Elasticsearch does not, however, represent data in a manner suitable for continuous archiving. PostgreSQL, on the other hand, does, which allows for even more frequent backups and point-in-time restoration functionality. This comes at a cost, however—replaying transactions for a PostgreSQL point-in-time restore will likely take longer than restoring a snapshot of a similarly-sized Elasticsearch cluster. In other words, there's a tradeoff (surprise!) here between recovery point objectives (i.e., RPO, i.e, how "old" is the data being restored) and recovery time objectives (i.e., RTO, i.e., how long it takes to restore). Backup implementation decisions vary widely based on platform and the implementation details of the database in question; RPO and RTO are generally good high-level abstractions to use when evaluating them.
Putting it all together
In the end, this all roughly boils down to Software Engineering 101 crib notes, specialized on databases:
- Engineering is about tradeoffs.
- Understanding the impact of these tradeoffs is critical to building software.

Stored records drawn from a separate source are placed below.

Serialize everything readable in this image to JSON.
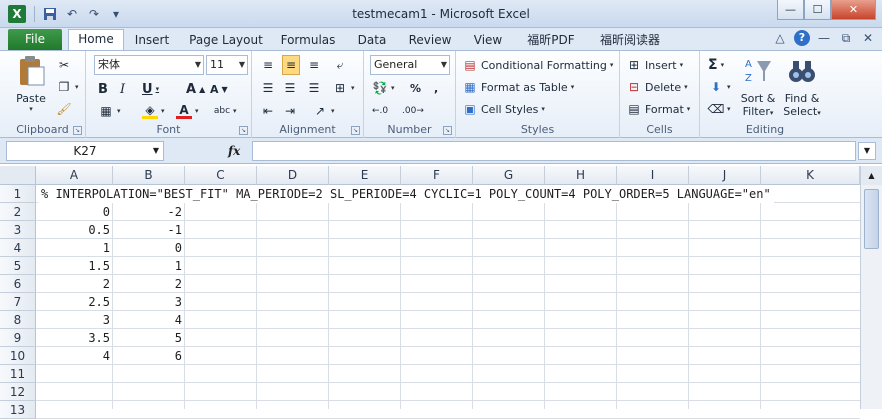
{
  "window": {
    "title": "testmecam1 - Microsoft Excel"
  },
  "app_icon": "X",
  "tabs": [
    "File",
    "Home",
    "Insert",
    "Page Layout",
    "Formulas",
    "Data",
    "Review",
    "View",
    "福昕PDF",
    "福昕阅读器"
  ],
  "clipboard": {
    "paste": "Paste",
    "label": "Clipboard"
  },
  "font": {
    "name": "宋体",
    "size": "11",
    "label": "Font"
  },
  "alignment": {
    "label": "Alignment"
  },
  "number": {
    "format": "General",
    "label": "Number"
  },
  "styles": {
    "conditional": "Conditional Formatting",
    "format_table": "Format as Table",
    "cell_styles": "Cell Styles",
    "label": "Styles"
  },
  "cells": {
    "insert": "Insert",
    "delete": "Delete",
    "format": "Format",
    "label": "Cells"
  },
  "editing": {
    "sort1": "Sort &",
    "sort2": "Filter",
    "find1": "Find &",
    "find2": "Select",
    "label": "Editing"
  },
  "formula_bar": {
    "name_box": "K27",
    "fx": "fx",
    "value": ""
  },
  "columns": [
    "A",
    "B",
    "C",
    "D",
    "E",
    "F",
    "G",
    "H",
    "I",
    "J",
    "K"
  ],
  "rows": [
    "1",
    "2",
    "3",
    "4",
    "5",
    "6",
    "7",
    "8",
    "9",
    "10",
    "11",
    "12",
    "13"
  ],
  "row1_text": "% INTERPOLATION=\"BEST_FIT\" MA_PERIODE=2 SL_PERIODE=4 CYCLIC=1 POLY_COUNT=4 POLY_ORDER=5 LANGUAGE=\"en\"",
  "data_a": [
    "0",
    "0.5",
    "1",
    "1.5",
    "2",
    "2.5",
    "3",
    "3.5",
    "4"
  ],
  "data_b": [
    "-2",
    "-1",
    "0",
    "1",
    "2",
    "3",
    "4",
    "5",
    "6"
  ]
}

- Learning how to understand the impact is not trivial.
While there's no exhaustive set of lenses for looking at these problems, it's important to get a foothold in to the space. Without one, (3) is insurmountable—databases are too complicated for intuitive reasoning. At IBM Cloud, we've done a lot of the work already through careful selection of our database portfolio, but there are still decisions to be made, and we're ultimately better off when our customers are happy with the databases they've chosen for their applications.
Most of the state of the art in databases derives from the academic literature, either directly or indirectly; anyone looking to learn more shouldn't hesitate to dive in there. Readings in Database Systems, or the "Red Book" is a great resource for learning about databases from the ground up. More comprehensive treatments of transactional systems can be found in Gray and Date.
There are innumerable smart individuals blogging about databases and distributed systems on the web. To name a few: Kyle Kingsbury, Henry Robinson, and Martin Kleppmann are all worth reading, for starters.